I can just see the budding reviewer as a child on career day…
Politician? Reviewer? Politician? Reviewer?
Hey, at least it keeps them away from the nukes.
We try hard to ignore that part of the industry… really we do.
The equipment page was fun to redo – we have some cool stuff here – and some cool pics:
Audio Aero Capitole amplifier. The colors! More larger pics
The text describng our equipment here has a ways to go – to sort of migrate from the advertising copy approach which we kind of cut and pasted from various manufacturer’s copy to the “What Neli and Mike Think” approach.
For example:
Our Kharma Mini Exquisite loudspeaker. More larger pics.
What we say now is:
“The best 2-way speaker technically and perhaps the most magical 2-way as well.
Ours here, pictured at left, are in aubergine – which is kind of like an eggplant purple. Subtly hallucinogenic – just like the way they sound.
That 1.0 inch diamond tweeter provides an amazing amount of resolution, seemingly much more than the 3/4 inch, and it just seems to be able to project the music from the speaker into the listener’s head.”

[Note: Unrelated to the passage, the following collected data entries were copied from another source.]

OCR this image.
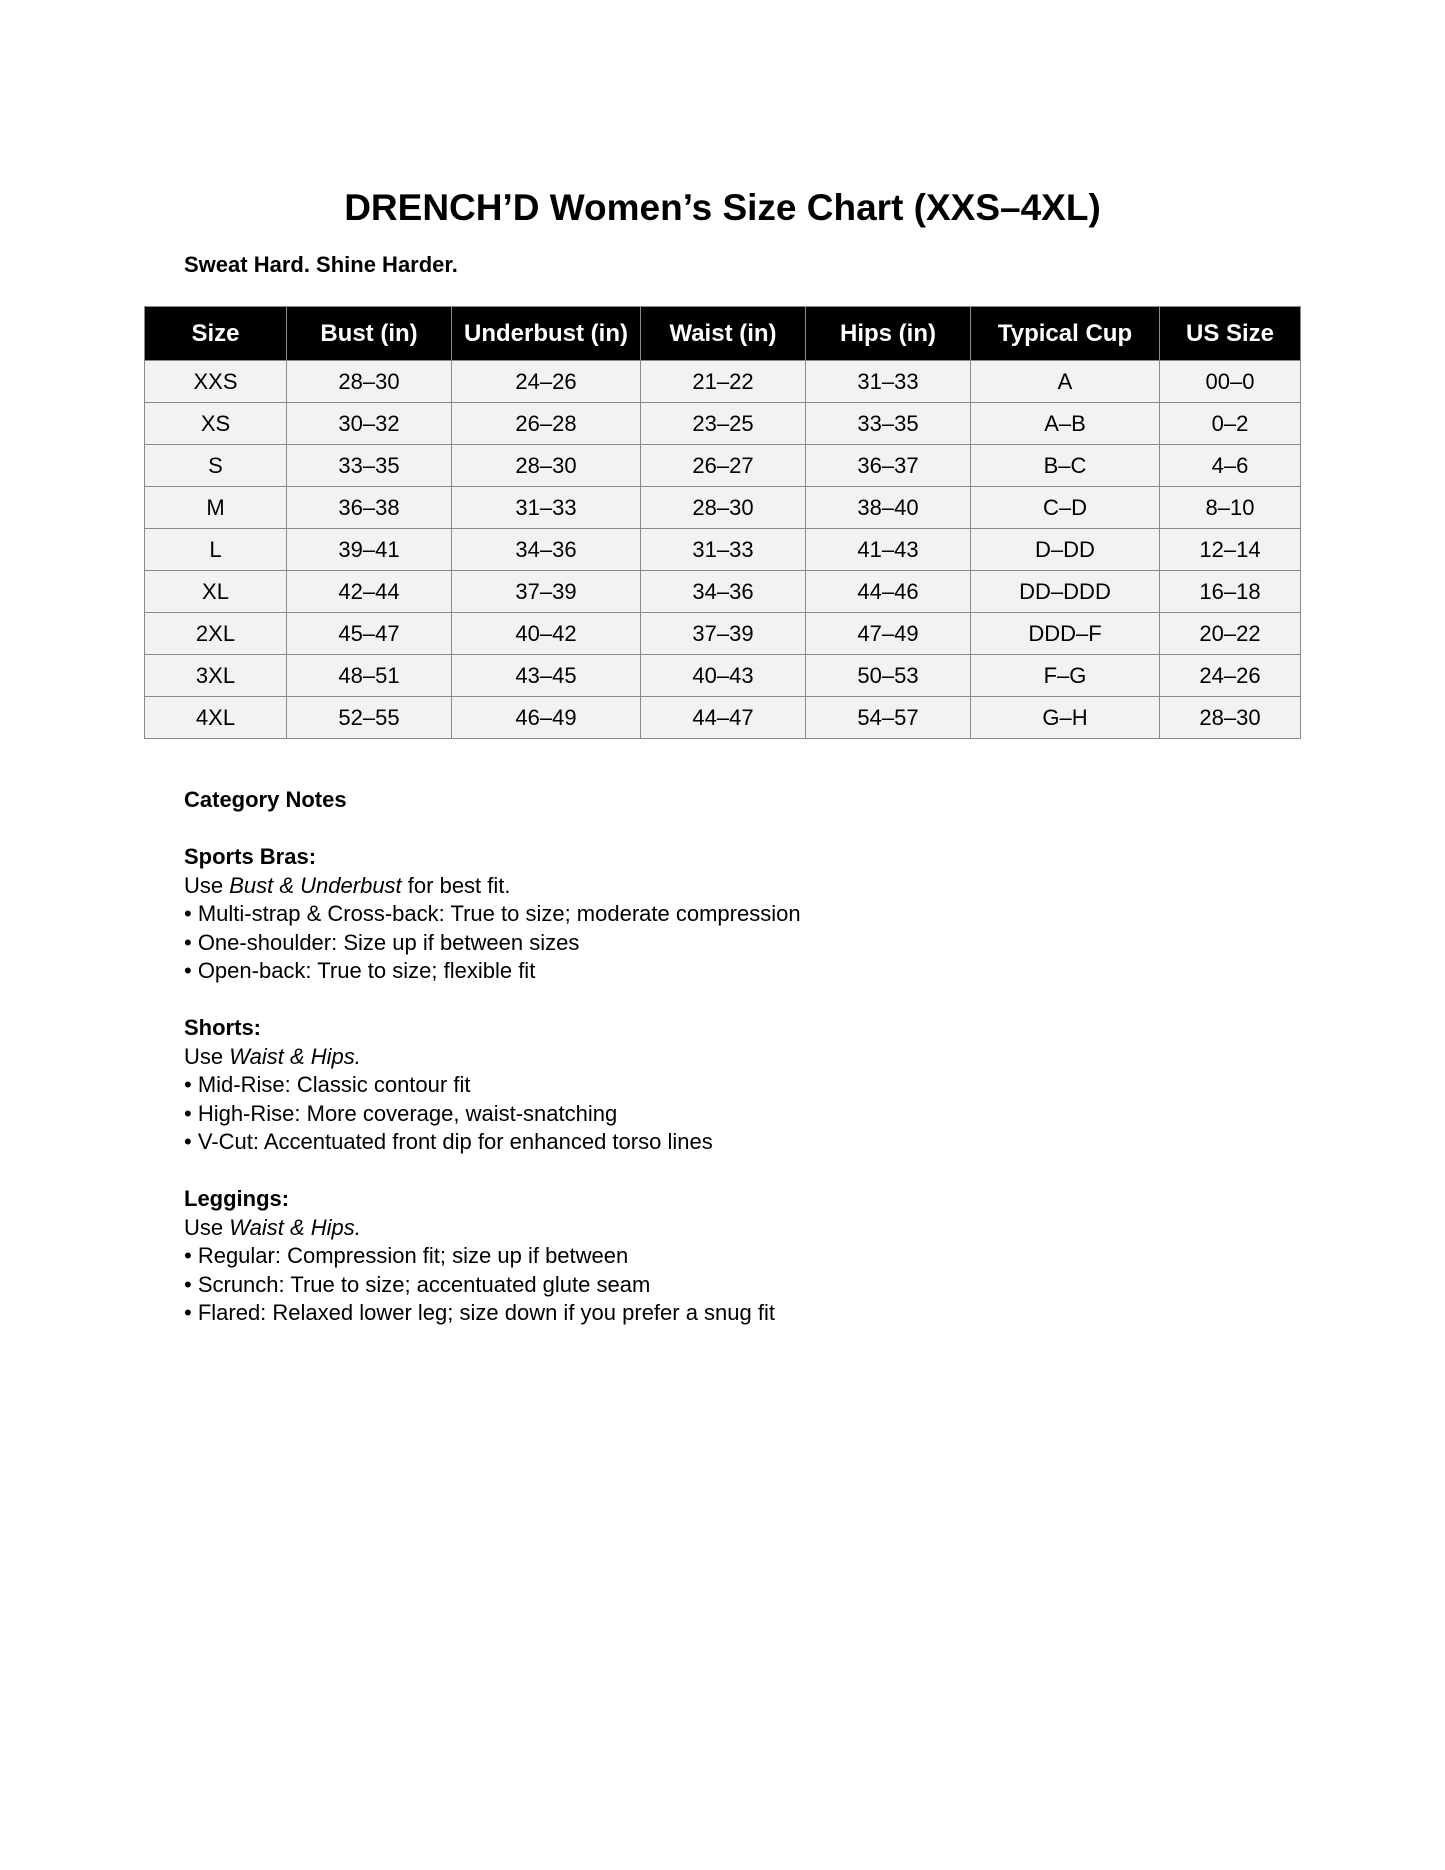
DRENCH’D Women’s Size Chart (XXS–4XL)

Sweat Hard. Shine Harder.

Size	Bust (in)	Underbust (in)	Waist (in)	Hips (in)	Typical Cup	US Size
XXS	28–30	24–26	21–22	31–33	A	00–0
XS	30–32	26–28	23–25	33–35	A–B	0–2
S	33–35	28–30	26–27	36–37	B–C	4–6
M	36–38	31–33	28–30	38–40	C–D	8–10
L	39–41	34–36	31–33	41–43	D–DD	12–14
XL	42–44	37–39	34–36	44–46	DD–DDD	16–18
2XL	45–47	40–42	37–39	47–49	DDD–F	20–22
3XL	48–51	43–45	40–43	50–53	F–G	24–26
4XL	52–55	46–49	44–47	54–57	G–H	28–30
Category Notes
Sports Bras:
Use Bust & Underbust for best fit.
• Multi-strap & Cross-back: True to size; moderate compression
• One-shoulder: Size up if between sizes
• Open-back: True to size; flexible fit
Shorts:
Use Waist & Hips.
• Mid-Rise: Classic contour fit
• High-Rise: More coverage, waist-snatching
• V-Cut: Accentuated front dip for enhanced torso lines
Leggings:
Use Waist & Hips.
• Regular: Compression fit; size up if between
• Scrunch: True to size; accentuated glute seam
• Flared: Relaxed lower leg; size down if you prefer a snug fit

This is all to say that the speaker functions excellently in a technical sense from the perspective of a listener compared to all other 2-way loudspeakers (for the sake of argument please ignore the ‘stone knives and bearskins’ that J.A. et. al. use to measure sound quality).

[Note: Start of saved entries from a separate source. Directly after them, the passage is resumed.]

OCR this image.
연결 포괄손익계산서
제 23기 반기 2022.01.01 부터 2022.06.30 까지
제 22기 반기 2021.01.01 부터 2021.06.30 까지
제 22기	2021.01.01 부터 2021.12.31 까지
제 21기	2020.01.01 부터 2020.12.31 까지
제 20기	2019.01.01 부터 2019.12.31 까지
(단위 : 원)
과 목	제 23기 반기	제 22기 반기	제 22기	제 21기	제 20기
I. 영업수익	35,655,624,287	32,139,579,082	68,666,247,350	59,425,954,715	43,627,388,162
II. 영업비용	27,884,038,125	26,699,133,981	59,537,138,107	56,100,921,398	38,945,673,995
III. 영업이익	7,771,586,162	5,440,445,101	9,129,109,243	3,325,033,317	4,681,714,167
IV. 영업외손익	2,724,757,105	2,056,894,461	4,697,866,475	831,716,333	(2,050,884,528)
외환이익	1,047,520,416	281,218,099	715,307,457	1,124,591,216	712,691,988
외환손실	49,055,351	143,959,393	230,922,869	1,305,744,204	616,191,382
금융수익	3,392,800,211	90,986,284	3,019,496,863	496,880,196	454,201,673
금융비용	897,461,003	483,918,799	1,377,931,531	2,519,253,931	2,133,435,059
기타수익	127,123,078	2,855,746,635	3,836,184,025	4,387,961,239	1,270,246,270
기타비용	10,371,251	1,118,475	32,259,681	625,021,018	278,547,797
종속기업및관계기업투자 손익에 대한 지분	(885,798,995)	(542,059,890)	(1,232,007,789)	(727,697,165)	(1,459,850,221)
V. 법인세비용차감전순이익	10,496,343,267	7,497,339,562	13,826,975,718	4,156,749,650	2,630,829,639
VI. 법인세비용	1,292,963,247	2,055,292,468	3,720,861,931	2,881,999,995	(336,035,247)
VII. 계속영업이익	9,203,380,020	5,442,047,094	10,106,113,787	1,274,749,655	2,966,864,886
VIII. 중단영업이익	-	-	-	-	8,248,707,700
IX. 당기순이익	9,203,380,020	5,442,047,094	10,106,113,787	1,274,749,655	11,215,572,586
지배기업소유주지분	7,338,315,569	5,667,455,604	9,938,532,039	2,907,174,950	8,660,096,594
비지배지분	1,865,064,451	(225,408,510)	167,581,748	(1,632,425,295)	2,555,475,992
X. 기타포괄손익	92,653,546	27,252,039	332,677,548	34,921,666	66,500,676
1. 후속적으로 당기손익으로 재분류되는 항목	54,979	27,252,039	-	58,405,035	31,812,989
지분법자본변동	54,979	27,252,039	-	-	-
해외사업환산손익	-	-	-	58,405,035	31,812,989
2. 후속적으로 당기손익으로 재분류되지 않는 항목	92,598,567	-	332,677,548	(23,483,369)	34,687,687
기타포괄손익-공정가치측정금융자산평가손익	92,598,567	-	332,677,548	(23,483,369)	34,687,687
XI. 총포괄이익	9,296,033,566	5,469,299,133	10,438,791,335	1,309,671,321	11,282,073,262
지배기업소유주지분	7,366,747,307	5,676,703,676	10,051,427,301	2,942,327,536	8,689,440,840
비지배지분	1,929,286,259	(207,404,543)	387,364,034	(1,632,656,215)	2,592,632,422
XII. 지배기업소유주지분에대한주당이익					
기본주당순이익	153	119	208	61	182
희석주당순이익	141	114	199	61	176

It also is trying to say that there is something going on that is hard to describe, but revelatory and pleasurable – that the mind, while focused on and enjoying the very high resolution of the one inch diamond tweeter, is penetrated on other levels which at this time there are no words for.

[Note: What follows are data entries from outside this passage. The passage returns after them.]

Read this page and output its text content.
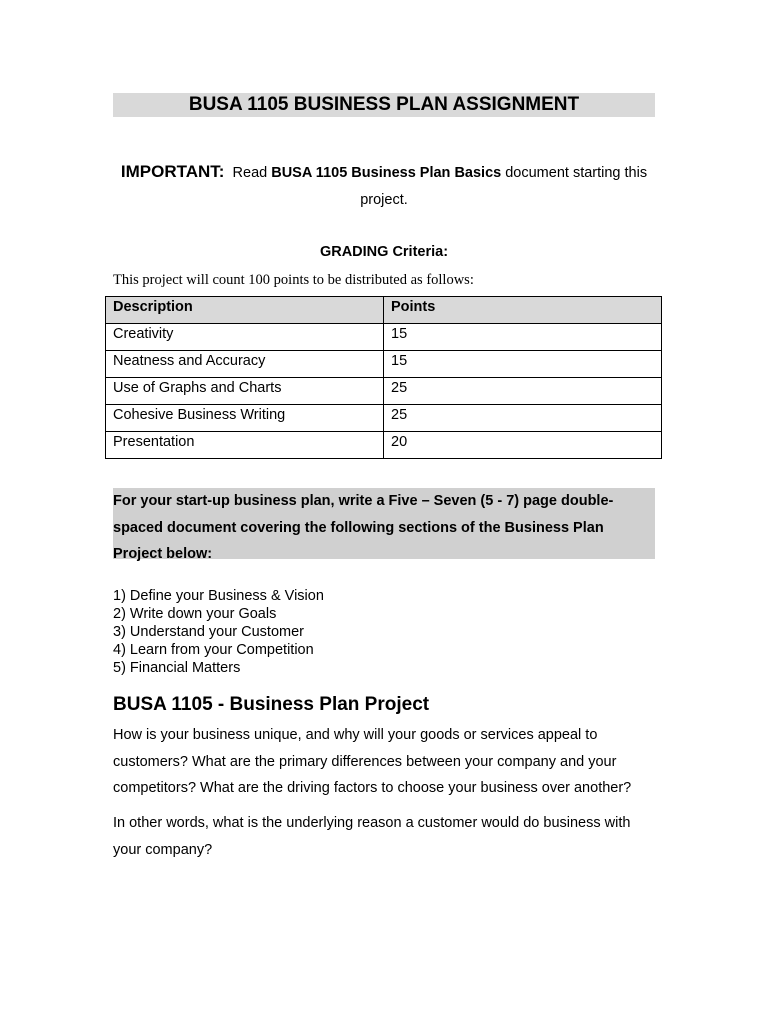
BUSA 1105 BUSINESS PLAN ASSIGNMENT
IMPORTANT: Read BUSA 1105 Business Plan Basics document starting this project.
GRADING Criteria:
This project will count 100 points to be distributed as follows:
Description	Points
Creativity	15
Neatness and Accuracy	15
Use of Graphs and Charts	25
Cohesive Business Writing	25
Presentation	20
For your start-up business plan, write a Five – Seven (5 - 7) page double-spaced document covering the following sections of the Business Plan Project below:
1) Define your Business & Vision
2) Write down your Goals
3) Understand your Customer
4) Learn from your Competition
5) Financial Matters
BUSA 1105 - Business Plan Project
How is your business unique, and why will your goods or services appeal to customers? What are the primary differences between your company and your competitors? What are the driving factors to choose your business over another?
In other words, what is the underlying reason a customer would do business with your company?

So we call it magic. Or hallucinogenic. Or “don’t know what it is but I like it”.
It would be easy to kind of cop out and borrow lots of terminology from some religion or another, or Terrence McKenna, or New Age Hermetics, or…. .or Cheech and Chong.
But, although once in awhile borrowing phases from Star Trek TOS (which is simultaneously both tongue in cheek and strangely technically relevent), we try to avoid letting the ‘magic’ of muscial experience be drowned by the hyperbole, nomenclature, stifling hierarchical bureaucracy or consensual irrelevancies of these other pursuits.
We have our own hyperbole and consensual irrelevancies, thank you.
Oops, got side-tracked.
So, trying to explain each component we have here in a few words to someone checking out the list to see if we have something worthwhile listening to… What to say. What to say.
If they are just looking around at various dealers to hear what has received rave reviews – well, that is not going to narrow the list at all. Everything sounds great, haven’t you heard?
So, hopefully just putting down what we think is going on, in halting English, putting it out there – exposing our stumbling around in the dark, for everyone to see, as we try to figure out just WHAT this speaker, and a few other components here and there, do that is so darn AMAZING – that this will tempt people into comimg here to hear and experience the whatever-the-heck-it-is for themselves.
[Oh, and now I see in the TAS we just got that Wayne Garcia just raved the Mini Exquisites. Don’t know whether to giggle or scream. So I guess I’ll just go to bed. G’night everybody.]
[P.S. Hope everyone had a peaceful night. The problem with a rave reviews from most reviewers is that it puts a potentially really great speaker or component on the same level as all the mediocre speakers and components that the reviewer also gave rave reviews to.
Yes, many dealers just point to the recommended lists in Stereophile and TAS and grunt a little – and so random raves do spread the sales around to a wide variety of products – but it does a disservice to the consumer interested in the sound of their equipment. Why must this industry treat audiophiles like ‘marks’ at a carnival – like they were just wallets and purses with credit cards for arms, industry sanctioned ‘recommeded lists’ for eyes, and without any ears? We can do better.]